# Improving computational and statistical efficiency of survival model

#1

Hi guys,

I came up with the following Stan model and I was wondering whether you have some advise on how to improve the performance (both computationally and statistically). Note that I will apply the model to cases where N_uncensored+N_censored will be around 500k, NC (number of covariates) around 20 and m at most 10. The matrices basis_evals_censored, basis_evals_uncensored and deriv_basis_evals_uncensored contain the evaluation (and derivative thereof) of the corresponding m i-spline basis function for each of the individuals, at the corresponding survival time of that individual.

Any optimisation for the matrix / vector multiplications, that could lead to performance gains?

Ultimately I would like to reduce runtime.

data {
int<lower=0> N_uncensored;                                      // number of uncensored data points
int<lower=0> N_censored;                                        // number of censored data points
int<lower=1> m;                                                 // number of basis splines
int<lower=1> NC;                                                // number of covariates
matrix[N_censored,NC] Q_censored;                               // Q-transf. of design matrix (censored)
matrix[N_uncensored,NC] Q_uncensored;                           // Q-transf. of design matrix (uncensored)
matrix[NC, NC] R;
vector[N_censored] log_times_censored;                          // x=log(t) in the paper (censored)
vector[N_uncensored] log_times_uncensored;                      // x=log(t) in the paper (uncensored)
matrix[m,N_censored] basis_evals_censored;                      // ispline basis matrix (censored)
matrix[m,N_uncensored] basis_evals_uncensored;                  // ispline basis matrix (uncensored)
matrix[m,N_uncensored] deriv_basis_evals_uncensored;            // derivatives of isplines matrix (uncensored)
}
transformed data {
matrix[NC,NC] R_inv = inverse(R);
}
parameters {
row_vector<lower=0>[m] gammas;                                  // regression coefficients for splines
vector[NC] betas_tr;                                               // regression coefficients for covariates
real gamma_intercept;                                           // \gamma_0 in the paper
}
transformed parameters {
vector[NC] betas = R_inv * betas_tr;
}
model {
vector[N_censored] etas_censored;
vector[N_uncensored] etas_uncensored;
gammas ~ normal(0, 1);
betas ~ normal(0,1);
gamma_intercept   ~ normal(0,1);

etas_censored = Q_censored*betas_tr + (gammas*basis_evals_censored)' + gamma_intercept;
etas_uncensored = Q_uncensored*betas_tr + (gammas*basis_evals_uncensored)' + gamma_intercept;
target += -exp(etas_censored);
target += etas_uncensored - exp(etas_uncensored) - log_times_uncensored + log(gammas*deriv_basis_evals_uncensored)';
}


QR decomposition with non-negativity constraint
#2

I removed a couple of transpose operations, which where dispensable, see https://github.com/ermeel86/paramaetricsurvivalmodelsinstan/commit/ce95e88f5aa5657d490f82311e46cd0762062090.

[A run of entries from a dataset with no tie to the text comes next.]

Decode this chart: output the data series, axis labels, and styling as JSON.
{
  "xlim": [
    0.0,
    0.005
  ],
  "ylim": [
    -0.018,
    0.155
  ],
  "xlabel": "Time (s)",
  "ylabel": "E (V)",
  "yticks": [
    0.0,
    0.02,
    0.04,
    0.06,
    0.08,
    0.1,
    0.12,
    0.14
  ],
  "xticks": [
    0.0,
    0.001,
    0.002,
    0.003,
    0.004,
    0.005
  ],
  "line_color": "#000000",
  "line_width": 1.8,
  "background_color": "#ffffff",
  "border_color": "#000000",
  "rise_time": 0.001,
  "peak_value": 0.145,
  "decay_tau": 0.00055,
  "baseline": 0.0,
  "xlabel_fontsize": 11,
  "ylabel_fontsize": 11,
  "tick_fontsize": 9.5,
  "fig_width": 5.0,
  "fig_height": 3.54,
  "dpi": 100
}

Any optimisation beyond that?

#3

Make sure the columns of X are centered before you do the QR decomposition.

#4

Thanks! What about scaling the columns of X? Not so important as centering?

#5

The scaling of the columns of X is not relevant because the columns of Q are scaled so that each has a sum of squares of 1. That is actually not ideal because betas_tr can get too far from zero. Better to multiply Q by some constant and divide R by that same constant, where the constant could be 1.0 / N or 1 / sqrt(N - 1.0).

#6

Currently I multiply Q by sqrt(N-1) and divide R by sqrt(N-1). I wonder how in this case beta_tr can become too large? Q*beta_tr should be on the scale of the dependent variable, right? Now by multiplying Q with sqrt(N-1), doesn’t this imply that beta_tr could actually become very close to zero rather than large? I would expect the risk of beta_tr to become too large rather be alllicaple in the scenario where you multiply Q by 1/sqrt(N-1) or alike…

Am I missing something?

#7

If you are already scaling Q and applying the reverse scaling to R, then you should be fine. Since originally, Q\prime Q = I, if you construct Q^\ast = Q\sqrt{N - 1}, then the covariance of Q^\ast is the identity matrix. So that is like putting each column of Q^\ast in the units of its standard deviation.

#8

Not an efficiency comment, but a stability one. Remove the inverse from transformed data and replace transformed parameters line with:

vector[NC] betas = R \ betas_tr;


Efficiency wise, it replaces a quadratic operation (matrix-vector multiply) with a cubic one (matrix solving with built-in multiply), but it should be more stable.
If you’re not having arithmtic issues then the way you’re doing it should be fine.